Although we live in a busy neighborhood, we’ve never gotten
into the Trick-or-Treating thing on Halloween. We haven’t actually had that
back-and-forth discussion on Halloween, what it celebrates, what is it’s origin
and how does that reflect in the lives of our children. It hasn’t really been
pertinent…yet.
This year I was asked often if we were taking Emry
trick-or-treating. The answer is pretty simple: not this year, she’s still a
bit young, she doesn’t need the candy and Ed and I certainly don’t need it
either. I think most people think we’re just practical parents versus the ones
who think it’s cute to dress their infant up in a pumpkin costume. And maybe we
are. More likely, we’re just lazy.
Ed did the whole trick-or-treating thing growing up. He has
some good memories of it and some bad ones (like the many years he had to dress
up like a bunny because his mom made him a nice costume – you can imagine what
that might do to a little boy who dressed like an Army man as soon as he was
allowed to choose). I did the whole trick-or-treating thing for a few years as
a little girl in Tennessee. To strictly call in “Trick-or-treating” might be a
bit misleading. We lived on a busy road, so the furthest we went was next door
to Mrs. Mayberry’s. After that, we drove over to Grandma’s neighborhood and
knocked on the doors of houses whose residents we knew (Mrs. Little, Mrs.

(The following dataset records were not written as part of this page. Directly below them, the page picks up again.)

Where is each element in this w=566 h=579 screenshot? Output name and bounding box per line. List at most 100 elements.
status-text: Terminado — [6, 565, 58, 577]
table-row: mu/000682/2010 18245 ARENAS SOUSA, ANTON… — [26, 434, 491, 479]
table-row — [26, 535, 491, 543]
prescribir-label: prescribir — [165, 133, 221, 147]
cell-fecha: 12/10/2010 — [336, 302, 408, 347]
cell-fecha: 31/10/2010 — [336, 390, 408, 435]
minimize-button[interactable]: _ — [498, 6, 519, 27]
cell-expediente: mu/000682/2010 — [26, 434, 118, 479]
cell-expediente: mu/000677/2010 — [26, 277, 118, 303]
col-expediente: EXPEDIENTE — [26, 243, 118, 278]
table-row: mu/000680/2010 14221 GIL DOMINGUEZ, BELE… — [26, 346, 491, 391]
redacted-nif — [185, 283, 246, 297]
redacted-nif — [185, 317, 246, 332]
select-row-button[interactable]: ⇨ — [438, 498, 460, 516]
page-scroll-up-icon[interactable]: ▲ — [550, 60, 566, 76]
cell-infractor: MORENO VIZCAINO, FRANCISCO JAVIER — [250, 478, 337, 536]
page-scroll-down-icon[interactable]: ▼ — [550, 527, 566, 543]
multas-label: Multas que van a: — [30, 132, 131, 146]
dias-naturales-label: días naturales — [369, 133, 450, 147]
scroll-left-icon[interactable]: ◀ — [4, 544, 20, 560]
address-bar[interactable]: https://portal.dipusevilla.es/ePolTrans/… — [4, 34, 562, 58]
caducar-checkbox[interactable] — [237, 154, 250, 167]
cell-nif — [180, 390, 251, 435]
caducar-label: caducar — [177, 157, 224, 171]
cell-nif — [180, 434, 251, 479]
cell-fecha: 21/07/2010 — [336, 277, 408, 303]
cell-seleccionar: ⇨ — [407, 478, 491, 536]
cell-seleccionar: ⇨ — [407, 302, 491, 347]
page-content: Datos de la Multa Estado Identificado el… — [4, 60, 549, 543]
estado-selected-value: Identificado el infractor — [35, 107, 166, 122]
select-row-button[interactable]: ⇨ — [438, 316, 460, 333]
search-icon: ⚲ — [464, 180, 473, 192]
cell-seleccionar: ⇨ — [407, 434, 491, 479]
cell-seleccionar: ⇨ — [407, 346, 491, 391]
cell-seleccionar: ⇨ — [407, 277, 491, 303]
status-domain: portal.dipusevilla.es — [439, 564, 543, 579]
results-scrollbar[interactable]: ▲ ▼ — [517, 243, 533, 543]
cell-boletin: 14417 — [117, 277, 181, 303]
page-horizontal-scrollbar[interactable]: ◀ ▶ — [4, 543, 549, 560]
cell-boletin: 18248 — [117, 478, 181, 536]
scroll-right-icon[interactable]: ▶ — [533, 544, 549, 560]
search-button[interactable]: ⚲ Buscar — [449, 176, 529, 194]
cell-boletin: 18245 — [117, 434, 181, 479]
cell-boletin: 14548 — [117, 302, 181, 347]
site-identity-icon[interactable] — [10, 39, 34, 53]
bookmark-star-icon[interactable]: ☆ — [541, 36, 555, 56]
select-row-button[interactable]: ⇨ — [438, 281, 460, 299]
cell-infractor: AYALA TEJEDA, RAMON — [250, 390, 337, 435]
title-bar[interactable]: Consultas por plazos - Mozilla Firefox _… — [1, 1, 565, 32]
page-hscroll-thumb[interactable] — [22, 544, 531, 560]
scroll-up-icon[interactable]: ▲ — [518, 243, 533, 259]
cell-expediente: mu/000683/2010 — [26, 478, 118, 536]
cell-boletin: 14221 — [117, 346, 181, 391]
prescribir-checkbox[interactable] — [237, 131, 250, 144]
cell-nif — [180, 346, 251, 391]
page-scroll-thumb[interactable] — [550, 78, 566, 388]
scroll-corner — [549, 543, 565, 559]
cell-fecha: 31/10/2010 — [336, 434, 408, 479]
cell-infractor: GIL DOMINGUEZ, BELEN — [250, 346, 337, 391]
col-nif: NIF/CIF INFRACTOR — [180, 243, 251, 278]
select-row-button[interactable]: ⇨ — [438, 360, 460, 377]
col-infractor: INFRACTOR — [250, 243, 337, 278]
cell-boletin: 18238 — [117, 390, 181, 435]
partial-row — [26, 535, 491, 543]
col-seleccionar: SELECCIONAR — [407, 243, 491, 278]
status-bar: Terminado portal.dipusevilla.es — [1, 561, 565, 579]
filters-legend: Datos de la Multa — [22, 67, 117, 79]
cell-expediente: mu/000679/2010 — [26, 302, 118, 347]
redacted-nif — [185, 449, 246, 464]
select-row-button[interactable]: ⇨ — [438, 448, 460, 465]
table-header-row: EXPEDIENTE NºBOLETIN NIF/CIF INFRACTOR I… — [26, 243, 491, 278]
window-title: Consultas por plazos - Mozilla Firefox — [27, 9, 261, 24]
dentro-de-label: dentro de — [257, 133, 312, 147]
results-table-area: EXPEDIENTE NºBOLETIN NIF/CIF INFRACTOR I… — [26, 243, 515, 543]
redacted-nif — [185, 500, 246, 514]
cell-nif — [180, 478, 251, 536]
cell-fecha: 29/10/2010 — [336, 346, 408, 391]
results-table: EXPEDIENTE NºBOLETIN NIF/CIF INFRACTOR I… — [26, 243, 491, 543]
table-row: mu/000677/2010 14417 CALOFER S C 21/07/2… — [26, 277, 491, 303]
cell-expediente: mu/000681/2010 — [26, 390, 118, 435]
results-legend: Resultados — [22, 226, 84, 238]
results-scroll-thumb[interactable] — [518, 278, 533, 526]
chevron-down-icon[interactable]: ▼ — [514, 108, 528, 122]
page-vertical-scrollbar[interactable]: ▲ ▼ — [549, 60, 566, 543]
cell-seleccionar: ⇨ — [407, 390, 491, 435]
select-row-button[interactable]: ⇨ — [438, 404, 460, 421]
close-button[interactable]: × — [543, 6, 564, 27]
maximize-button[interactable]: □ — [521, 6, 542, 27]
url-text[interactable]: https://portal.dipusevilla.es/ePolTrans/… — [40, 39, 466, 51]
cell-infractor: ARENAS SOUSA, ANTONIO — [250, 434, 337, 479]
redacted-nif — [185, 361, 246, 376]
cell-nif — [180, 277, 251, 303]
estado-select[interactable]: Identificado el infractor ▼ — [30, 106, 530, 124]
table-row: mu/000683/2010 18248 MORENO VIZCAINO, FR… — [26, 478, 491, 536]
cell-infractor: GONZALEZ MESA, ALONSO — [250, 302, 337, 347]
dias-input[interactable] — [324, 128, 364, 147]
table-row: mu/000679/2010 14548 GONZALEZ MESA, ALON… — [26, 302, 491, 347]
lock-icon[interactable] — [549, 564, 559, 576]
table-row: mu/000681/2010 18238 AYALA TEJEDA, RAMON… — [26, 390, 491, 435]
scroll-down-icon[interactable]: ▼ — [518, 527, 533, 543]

Cochran and probably people related to us somehow). You didn’t get very far
because trick-or-treating equaled socializing. Many of the houses we stopped
at, we were invited inside and stayed for ten or fifteen minutes. I’m supposing the adults were catching up on
all the local gossip.
Our night ended at Kenneth’s. Kenneth is my mom’s “baby”
cousin. At the time, he wasn’t married and somewhere in his mid-20s. If he held
a job or not then, that’s a history I don’t know. Kenneth, I would learn, is
somewhat allergic to work, adulthood and all thing like that. As a kid, though,
I just thought it was the best ending to Halloween. (Disclaimer: what my memory
tells me and what is actually true may not be the same. I was but 5, 6, 7 and 8
years of age – memories at that age always have a tint of imagination.) Kenneth
lived in a little upstairs apartment just off the square. It appeared very
spooky to me – up some old steps in a darkened well. His apartment also seemed
dark, tiny and sparse but he was a bachelor, after all. I’m pretty sure no kids
lived in those few upstairs rooms. And even fewer knocked on narrow doors and
climbed dark steps to trick-or-treat at Kenneth’s. And yet…Kenneth always had a
box full of neatly packaged goodie-bags full of great treats. (I even remember
popcorn balls one year!) And we’d sit down, enjoying our nice treats while mom
and Kenneth visited and caught up on the local gossip. Then we also got to take
treats home because, really, what was Kenneth going to do with them all?
(Except eat them for dinner over the next week…) That’s what you call
successful trick-or-treating.
So, will Emry trick-or-treat? I guess we’ll discuss that
next year. Or maybe just wait until she’s old enough to ask what the other kids
are up to. One thing’s for certain: it won’t be the trick-or-treating I knew!